Here is a more fleshed out article on the pathophysiology and rationale for vasopressin


In general though, I think the important points are (1) rapidly correct symptomatic hyponatremia and (2) primum non nocere aka don't **** up your good work after you achieve number 1. To accomplish point 2, tailor your therapy to the underlying pathophysiology, go slow, check frequently, and be prepared to change your strategy / correct overcorrection should it develop. My general strategy is gentle LR for hypovolemia, fluid restriction to a degree that isn't torture for the patient and then salt tabs for SIADH, some combination of diuresis and fluid restriction for hypervolemia usually with an emphasis on the former

So for hypovolemic hyponatremia what would you consider gentle LR? Half maintenance? And if they start dumping urine maybe switch to a vasopressin and hypersal drip?
 
So for hypovolemic hyponatremia what would you consider gentle LR? Half maintenance? And if they start dumping urine maybe switch to a vasopressin and hypersal drip?

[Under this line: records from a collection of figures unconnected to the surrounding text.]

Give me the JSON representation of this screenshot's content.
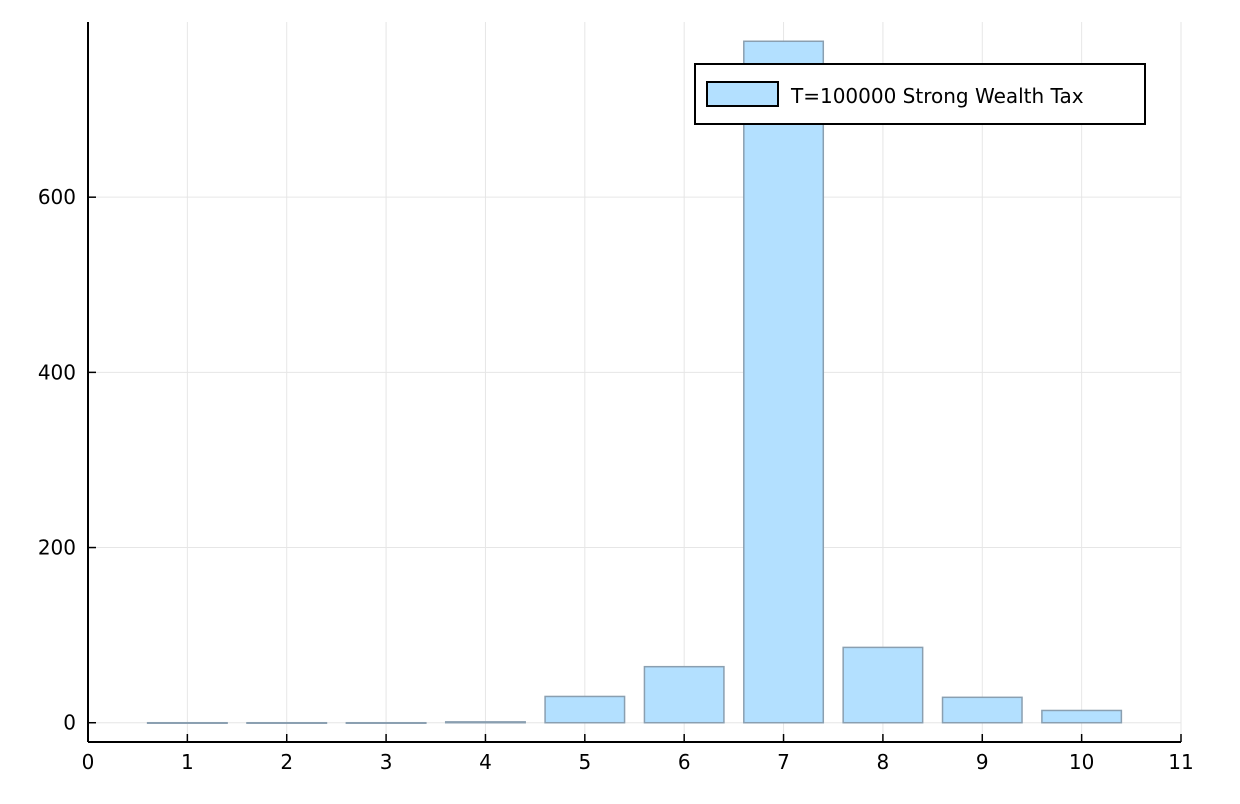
{
  "chart_data": {
    "type": "bar",
    "title": "",
    "xlabel": "",
    "ylabel": "",
    "categories": [
      1,
      2,
      3,
      4,
      5,
      6,
      7,
      8,
      9,
      10
    ],
    "series": [
      {
        "name": "T=100000    Strong Wealth Tax",
        "values": [
          0,
          0,
          0,
          1,
          30,
          64,
          778,
          86,
          29,
          14
        ],
        "color": "#b3e0ff",
        "edge_color": "#8a9fb0"
      }
    ],
    "xlim": [
      0,
      11
    ],
    "ylim": [
      -22,
      800
    ],
    "xticks": [
      "0",
      "1",
      "2",
      "3",
      "4",
      "5",
      "6",
      "7",
      "8",
      "9",
      "10",
      "11"
    ],
    "yticks": [
      "0",
      "200",
      "400",
      "600"
    ],
    "grid": true,
    "legend_position": "top-right"
  }
}
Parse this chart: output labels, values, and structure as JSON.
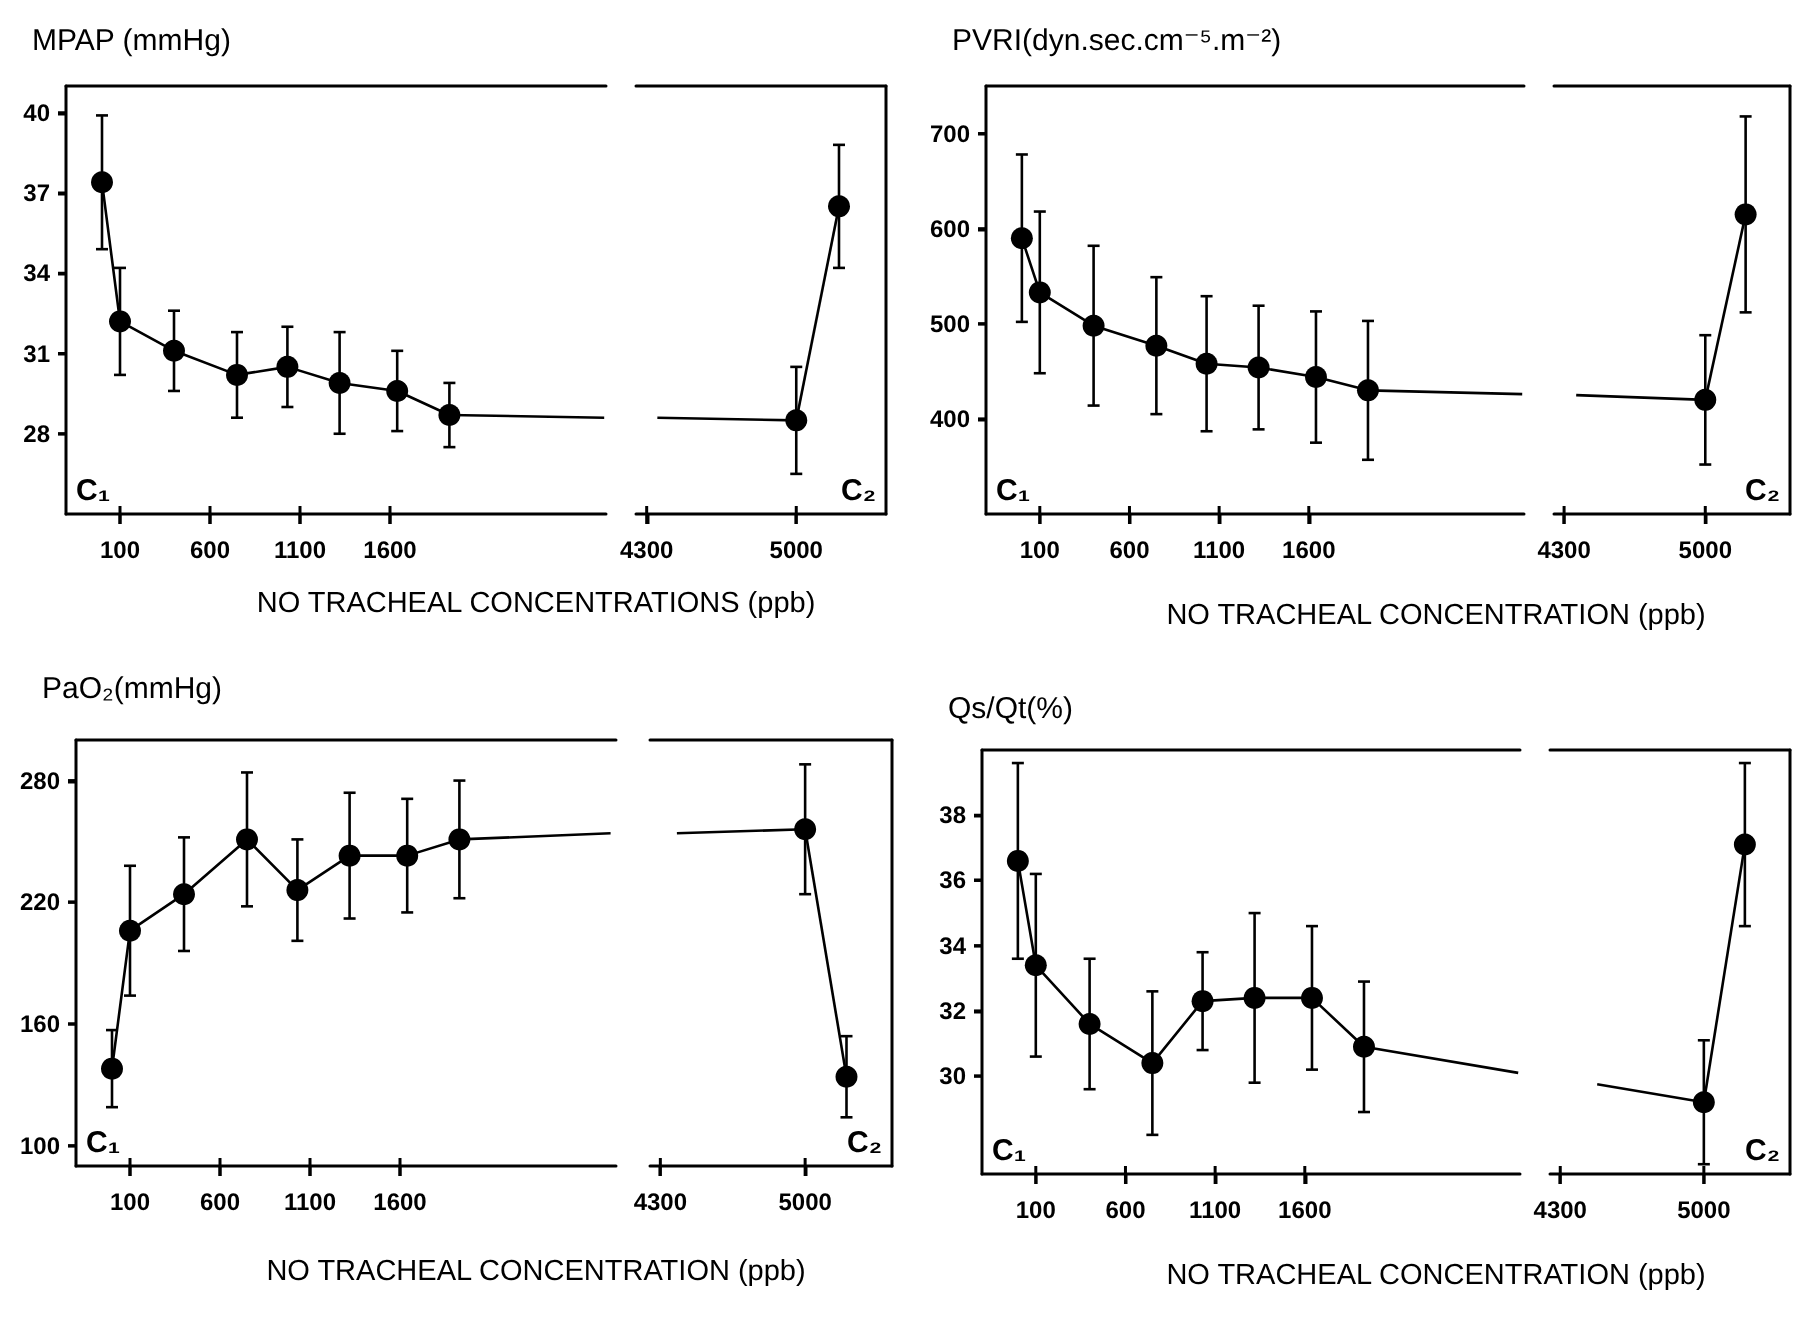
{
  "chart_data": [
    {
      "type": "line",
      "title": "MPAP (mmHg)",
      "xlabel": "NO TRACHEAL CONCENTRATIONS (ppb)",
      "marker": "circle",
      "x": [
        0,
        100,
        400,
        750,
        1030,
        1320,
        1640,
        1930
      ],
      "xlim": [
        -200,
        2800
      ],
      "xticks": [
        100,
        600,
        1100,
        1600
      ],
      "ylim": [
        25,
        41
      ],
      "yticks": [
        28,
        31,
        34,
        37,
        40
      ],
      "annotations": [
        "C₁"
      ],
      "series": [
        {
          "color": "#000000",
          "values": [
            37.4,
            32.2,
            31.1,
            30.2,
            30.5,
            29.9,
            29.6,
            28.7
          ],
          "errors": [
            2.5,
            2,
            1.5,
            1.6,
            1.5,
            1.9,
            1.5,
            1.2
          ]
        },
        {
          "color": "#000000",
          "marker": "none",
          "x": [
            1930,
            2790
          ],
          "values": [
            28.7,
            28.6
          ]
        }
      ]
    },
    {
      "type": "line",
      "marker": "circle",
      "x": [
        5000,
        5200
      ],
      "xlim": [
        4250,
        5420
      ],
      "xticks": [
        4300,
        5000
      ],
      "ylim": [
        25,
        41
      ],
      "tick_labels": "x",
      "annotations": [
        "C₂"
      ],
      "series": [
        {
          "color": "#000000",
          "values": [
            28.5,
            36.5
          ],
          "errors": [
            2,
            2.3
          ]
        },
        {
          "color": "#000000",
          "marker": "none",
          "x": [
            4350,
            5000
          ],
          "values": [
            28.6,
            28.5
          ]
        }
      ]
    },
    {
      "type": "line",
      "title": "PVRI(dyn.sec.cm⁻⁵.m⁻²)",
      "xlabel": "NO TRACHEAL CONCENTRATION (ppb)",
      "marker": "circle",
      "x": [
        0,
        100,
        400,
        750,
        1030,
        1320,
        1640,
        1930
      ],
      "xlim": [
        -200,
        2800
      ],
      "xticks": [
        100,
        600,
        1100,
        1600
      ],
      "ylim": [
        300,
        750
      ],
      "yticks": [
        400,
        500,
        600,
        700
      ],
      "annotations": [
        "C₁"
      ],
      "series": [
        {
          "color": "#000000",
          "values": [
            590,
            533,
            498,
            477,
            458,
            454,
            444,
            430
          ],
          "errors": [
            88,
            85,
            84,
            72,
            71,
            65,
            69,
            73
          ]
        },
        {
          "color": "#000000",
          "marker": "none",
          "x": [
            1930,
            2790
          ],
          "values": [
            430,
            426
          ]
        }
      ]
    },
    {
      "type": "line",
      "marker": "circle",
      "x": [
        5000,
        5200
      ],
      "xlim": [
        4250,
        5420
      ],
      "xticks": [
        4300,
        5000
      ],
      "ylim": [
        300,
        750
      ],
      "tick_labels": "x",
      "annotations": [
        "C₂"
      ],
      "series": [
        {
          "color": "#000000",
          "values": [
            420,
            615
          ],
          "errors": [
            68,
            103
          ]
        },
        {
          "color": "#000000",
          "marker": "none",
          "x": [
            4360,
            5000
          ],
          "values": [
            425,
            420
          ]
        }
      ]
    },
    {
      "type": "line",
      "title": "PaO₂(mmHg)",
      "xlabel": "NO TRACHEAL CONCENTRATION (ppb)",
      "marker": "circle",
      "x": [
        0,
        100,
        400,
        750,
        1030,
        1320,
        1640,
        1930
      ],
      "xlim": [
        -200,
        2800
      ],
      "xticks": [
        100,
        600,
        1100,
        1600
      ],
      "ylim": [
        90,
        300
      ],
      "yticks": [
        100,
        160,
        220,
        280
      ],
      "annotations": [
        "C₁"
      ],
      "series": [
        {
          "color": "#000000",
          "values": [
            138,
            206,
            224,
            251,
            226,
            243,
            243,
            251
          ],
          "errors": [
            19,
            32,
            28,
            33,
            25,
            31,
            28,
            29
          ]
        },
        {
          "color": "#000000",
          "marker": "none",
          "x": [
            1930,
            2770
          ],
          "values": [
            251,
            254
          ]
        }
      ]
    },
    {
      "type": "line",
      "marker": "circle",
      "x": [
        5000,
        5200
      ],
      "xlim": [
        4250,
        5420
      ],
      "xticks": [
        4300,
        5000
      ],
      "ylim": [
        90,
        300
      ],
      "tick_labels": "x",
      "annotations": [
        "C₂"
      ],
      "series": [
        {
          "color": "#000000",
          "values": [
            256,
            134
          ],
          "errors": [
            32,
            20
          ]
        },
        {
          "color": "#000000",
          "marker": "none",
          "x": [
            4380,
            5000
          ],
          "values": [
            254,
            256
          ]
        }
      ]
    },
    {
      "type": "line",
      "title": "Qs/Qt(%)",
      "xlabel": "NO TRACHEAL CONCENTRATION (ppb)",
      "marker": "circle",
      "x": [
        0,
        100,
        400,
        750,
        1030,
        1320,
        1640,
        1930
      ],
      "xlim": [
        -200,
        2800
      ],
      "xticks": [
        100,
        600,
        1100,
        1600
      ],
      "ylim": [
        27,
        40
      ],
      "yticks": [
        30,
        32,
        34,
        36,
        38
      ],
      "annotations": [
        "C₁"
      ],
      "series": [
        {
          "color": "#000000",
          "values": [
            36.6,
            33.4,
            31.6,
            30.4,
            32.3,
            32.4,
            32.4,
            30.9
          ],
          "errors": [
            3,
            2.8,
            2,
            2.2,
            1.5,
            2.6,
            2.2,
            2
          ]
        },
        {
          "color": "#000000",
          "marker": "none",
          "x": [
            1930,
            2790
          ],
          "values": [
            30.9,
            30.1
          ]
        }
      ]
    },
    {
      "type": "line",
      "marker": "circle",
      "x": [
        5000,
        5200
      ],
      "xlim": [
        4250,
        5420
      ],
      "xticks": [
        4300,
        5000
      ],
      "ylim": [
        27,
        40
      ],
      "tick_labels": "x",
      "annotations": [
        "C₂"
      ],
      "series": [
        {
          "color": "#000000",
          "values": [
            29.2,
            37.1
          ],
          "errors": [
            1.9,
            2.5
          ]
        },
        {
          "color": "#000000",
          "marker": "none",
          "x": [
            4480,
            5000
          ],
          "values": [
            29.75,
            29.2
          ]
        }
      ]
    }
  ]
}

I think it depends on their po intake, but total daily fluids between IV/PO somewhere between 1 and 1.5 maintenance is a reasonable target. I'd personally target the lower end of that if they're not po'ing much. For your second question I think it depends what your practice setting is. Vaso and hypertonic are ICU therapies for hyponatremia in my opinion, unless you're a nephrologist. If it was a floor / stepdown patient and I thought they hit that ADH switch and were autocorrecting in a scary way, I'd stop my fluids, do D5W, and consider an ICU transfer if needed for appropriate care e.g. Frequency of sodium checks.